Baroness Pidding
Main Page: Baroness Pidding (Conservative - Life peer)My Lords, I join others in thanking the noble Baroness, Lady Boothroyd, for securing this debate. My contribution will be fairly brief. I start by congratulating everyone involved on understanding the need for a set of standards for congenital heart disease, and NHS England on organising two separate groups—one for children, the other for adults—to agree those standards. We should not forget that our NHS congenital heart disease service is a remarkable success, given that being born with this condition in the 1960s suggested a survival rate to the age of 16 of only 15%, whereas those born with the condition today have a survival rate of nearer 90%.
The Somerville Foundation, of which I have recently become a patron, is the UK patient support group for adults with congenital heart disease. It had been calling for a set of standards for adults for more than 10 years and is convinced that these standards will further raise the quality of the service for these patients across the country. It also points out that, for the first time ever, the number of adults with congenital heart disease is higher than the number of children with it, and this number continues to rise.

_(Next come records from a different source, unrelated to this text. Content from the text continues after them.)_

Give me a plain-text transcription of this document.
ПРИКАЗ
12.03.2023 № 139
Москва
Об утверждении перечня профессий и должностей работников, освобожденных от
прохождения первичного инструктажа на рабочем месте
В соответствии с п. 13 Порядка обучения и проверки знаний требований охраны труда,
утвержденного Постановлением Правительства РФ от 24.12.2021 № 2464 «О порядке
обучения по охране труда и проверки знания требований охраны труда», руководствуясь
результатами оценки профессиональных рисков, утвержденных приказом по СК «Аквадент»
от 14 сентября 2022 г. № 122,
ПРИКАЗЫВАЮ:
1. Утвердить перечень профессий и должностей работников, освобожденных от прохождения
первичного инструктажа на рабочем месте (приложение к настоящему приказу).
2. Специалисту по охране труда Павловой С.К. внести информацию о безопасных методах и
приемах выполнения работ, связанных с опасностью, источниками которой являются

The Royal Brompton Hospital achieves all the standards for adult congenital heart disease and the Somerville Foundation is extremely concerned about the impact that this proposal will have on adult patients. There is no suggestion that the Brompton does not provide a world-class service for congenital heart disease. It is recognised around the world for its care, technology, clinicians and research.
We are now at the stage where the public consultation on congenital heart disease surgical services has ended. Therefore, only now can the difference between the cold interpretation of the standards and the outcomes of implementing them be fully considered. NHS England was right to consult, as it had to measure services against the standards it was given. The Brompton, it is suggested, fails one of the children’s standards. Of course, it would be best if this was not the case, and it was able to comply in some way. However, the proposals would have such an impact on the adult service that the cost would be greater than the gain. Already around the country, including in London, the demand for adult congenital heart services outstrips the supply and, as I have already said, the demand is getting larger due to better survival rates.
The other two London specialist centres, Bart’s and St Thomas’, are already fully stretched in providing the specialist care for these patients. While the long-term aim of having fewer, larger centres is understandable, it would be better achieved by combining centres. It is difficult to understand how the transfer of thousands of patients within an already stretched service in London can provide improved patient experience. Once the responses of the public consultation have been considered, as well as the impact of the proposed change at the Brompton, I am sure that the only conclusion can be that the Brompton must retain its adult congenital heart service.